Over recent months, I've received an email several times about an Islamic prayer day scheduled for Washington DC in September 2009. The email, like much of the Internet rhetoric theses days, seems to border on hysteria, is based on very little fact, and seems more intended to discredit the faith and beliefs of the current President of the United States than anything else. My bottom line opinion about the event -- much ado about nothing. I've visited their website and to date they have 3 sponsors; all of them are from the local New Jersey area. I suspect this will look a lot like the Million Man March held some years back and will be sparsely attended. That said, there are some things about this that do concern me both from a religious and constitutional perspective.

What concerns me the most is the attitude so many Christians have taken toward people that need to hear about Jesus and eternal salvation offered through him. As a Christian nation we are ignoring the opportunity afforded us to witness to the Islamic nation. Rather than seeing these people as lost souls eternally separated from God, we are choosing to polarize along political boundaries, alienate them as a nation and as a people, essentially consigning them hell without regard to our commission to spread the gospel to all the world.

Further, there seems to be a tendency on the part of conservative Christians to shy away from and in some cases run from people of Muslim faith in fear. By so doing we essentially undermine the power we claim to have through Christ to overcome false teachings. I have dear friends from my days in academia that are Muslim who have witnessed my life as a Christian and commented on it. I've used that opportunity to open a small portal through which they might learn the truth. To shy away or rebuke them for what they have believed is wrong and counter to life's illustration given us by Jesus in dealing with the Samaritan woman at the well. Among perhaps my strongest beliefs to develop over the past years is this: we will never hate someone (including Muslims) to the cross and I affirm that without reservation or hesitancy.

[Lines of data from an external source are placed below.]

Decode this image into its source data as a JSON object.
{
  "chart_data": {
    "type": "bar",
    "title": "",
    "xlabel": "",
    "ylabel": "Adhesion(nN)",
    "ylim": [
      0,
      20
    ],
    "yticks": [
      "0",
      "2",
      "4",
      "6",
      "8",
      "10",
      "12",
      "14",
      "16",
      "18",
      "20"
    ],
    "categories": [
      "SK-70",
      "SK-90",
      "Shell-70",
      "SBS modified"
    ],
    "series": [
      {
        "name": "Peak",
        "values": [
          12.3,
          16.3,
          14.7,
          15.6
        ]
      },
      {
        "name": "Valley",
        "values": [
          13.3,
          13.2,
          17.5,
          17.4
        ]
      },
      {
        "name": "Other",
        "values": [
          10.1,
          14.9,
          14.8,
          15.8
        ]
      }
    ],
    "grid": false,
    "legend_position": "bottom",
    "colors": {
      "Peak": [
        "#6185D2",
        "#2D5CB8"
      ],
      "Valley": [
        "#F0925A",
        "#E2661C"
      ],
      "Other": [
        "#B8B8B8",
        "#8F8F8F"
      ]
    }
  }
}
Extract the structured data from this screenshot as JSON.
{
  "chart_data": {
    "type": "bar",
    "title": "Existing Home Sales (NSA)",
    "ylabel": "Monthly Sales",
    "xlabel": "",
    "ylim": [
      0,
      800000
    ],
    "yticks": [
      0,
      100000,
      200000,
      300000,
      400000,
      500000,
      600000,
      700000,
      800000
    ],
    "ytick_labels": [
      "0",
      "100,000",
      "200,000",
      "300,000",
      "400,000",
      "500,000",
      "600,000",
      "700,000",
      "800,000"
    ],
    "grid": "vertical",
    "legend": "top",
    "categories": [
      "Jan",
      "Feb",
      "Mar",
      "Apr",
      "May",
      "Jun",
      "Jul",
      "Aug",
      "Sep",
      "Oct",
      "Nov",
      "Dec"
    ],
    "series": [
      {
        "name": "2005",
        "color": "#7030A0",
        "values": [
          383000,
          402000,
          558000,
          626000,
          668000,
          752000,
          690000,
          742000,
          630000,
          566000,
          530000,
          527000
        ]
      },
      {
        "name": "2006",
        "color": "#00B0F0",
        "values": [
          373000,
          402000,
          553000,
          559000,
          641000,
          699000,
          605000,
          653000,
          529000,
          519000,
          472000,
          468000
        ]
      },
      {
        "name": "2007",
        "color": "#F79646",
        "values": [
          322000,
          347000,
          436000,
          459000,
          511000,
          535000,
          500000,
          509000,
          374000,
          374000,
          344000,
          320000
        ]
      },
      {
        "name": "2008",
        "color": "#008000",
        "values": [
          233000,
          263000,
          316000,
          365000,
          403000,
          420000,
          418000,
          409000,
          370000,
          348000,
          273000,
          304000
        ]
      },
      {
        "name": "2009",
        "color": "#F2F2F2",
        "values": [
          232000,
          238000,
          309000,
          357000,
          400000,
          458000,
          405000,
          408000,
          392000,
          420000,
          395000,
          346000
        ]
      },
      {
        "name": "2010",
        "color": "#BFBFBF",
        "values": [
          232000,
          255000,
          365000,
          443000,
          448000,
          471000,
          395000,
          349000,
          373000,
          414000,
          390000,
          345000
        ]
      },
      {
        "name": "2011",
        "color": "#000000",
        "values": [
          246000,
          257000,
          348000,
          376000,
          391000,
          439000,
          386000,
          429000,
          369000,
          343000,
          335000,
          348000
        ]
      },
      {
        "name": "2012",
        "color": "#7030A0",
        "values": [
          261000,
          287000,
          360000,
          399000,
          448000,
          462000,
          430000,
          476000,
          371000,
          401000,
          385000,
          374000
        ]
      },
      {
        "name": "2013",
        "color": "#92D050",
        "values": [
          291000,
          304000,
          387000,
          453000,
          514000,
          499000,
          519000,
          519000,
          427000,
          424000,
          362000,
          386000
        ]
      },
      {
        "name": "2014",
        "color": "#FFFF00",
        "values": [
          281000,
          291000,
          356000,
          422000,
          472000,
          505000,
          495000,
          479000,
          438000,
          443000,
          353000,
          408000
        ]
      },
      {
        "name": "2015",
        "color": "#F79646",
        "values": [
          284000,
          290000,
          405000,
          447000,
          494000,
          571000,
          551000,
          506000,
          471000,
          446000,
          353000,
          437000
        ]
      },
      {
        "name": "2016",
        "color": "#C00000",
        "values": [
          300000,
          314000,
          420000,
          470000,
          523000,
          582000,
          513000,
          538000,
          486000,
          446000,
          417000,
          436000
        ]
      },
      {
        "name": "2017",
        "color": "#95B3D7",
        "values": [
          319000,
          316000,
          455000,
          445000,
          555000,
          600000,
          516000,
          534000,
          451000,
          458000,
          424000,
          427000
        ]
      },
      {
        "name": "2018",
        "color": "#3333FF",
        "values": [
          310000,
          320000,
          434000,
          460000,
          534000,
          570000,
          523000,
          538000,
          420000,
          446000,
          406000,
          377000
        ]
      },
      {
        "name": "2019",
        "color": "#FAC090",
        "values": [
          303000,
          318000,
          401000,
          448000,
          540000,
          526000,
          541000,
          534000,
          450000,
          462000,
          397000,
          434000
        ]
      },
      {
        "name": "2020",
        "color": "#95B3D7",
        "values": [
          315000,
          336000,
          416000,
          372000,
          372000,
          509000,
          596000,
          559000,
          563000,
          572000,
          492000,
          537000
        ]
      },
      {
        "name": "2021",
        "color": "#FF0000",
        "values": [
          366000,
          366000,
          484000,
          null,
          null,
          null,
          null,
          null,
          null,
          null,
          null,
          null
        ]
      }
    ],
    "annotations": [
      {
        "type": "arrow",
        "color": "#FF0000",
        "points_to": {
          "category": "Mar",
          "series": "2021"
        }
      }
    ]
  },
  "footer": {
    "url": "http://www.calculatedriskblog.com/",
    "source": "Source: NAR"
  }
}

The other significant concern has to do with how much of the Constitution we are willing to discard. While we were a nation founded primarily by groups seeking religious freedom from the Anglican Church of England, that is often oversimplified. It is important to note Roger Miller, one of our Baptist founders (http://en.wikipedia.org/wiki/Roger_Williams_(theologian), was so much at odds with other religious group he had to move to Rhode Island to find a place to worship as he saw appropriate. Additionally, the framers of the Constitution were so concerned that any religion should rise to a level where it became the 'official' church of the government, they provided for the separation of the two entities. If we, as Christians, expect to be free to exercise our faith without governmental oversight, then we are compelled to allow others to do the same.

For me, it comes to this, I want the freedom to speak the truth about Christ. If doing so allows another to speak against Him, then so be it; ultimately, through the power of Christ, my truth will prevail over their fallacies.

1 comment:

On A Roll said...

Thanks for the reminder! How quickly we can cloak ourselves with self-righteousness that we repel the very ones we should be drawing. It is love that draws us to Christ and ultimately all that come to Him. I pray God forgive me if ever I have draped my Christianity over my shoulder like a banner for the elite!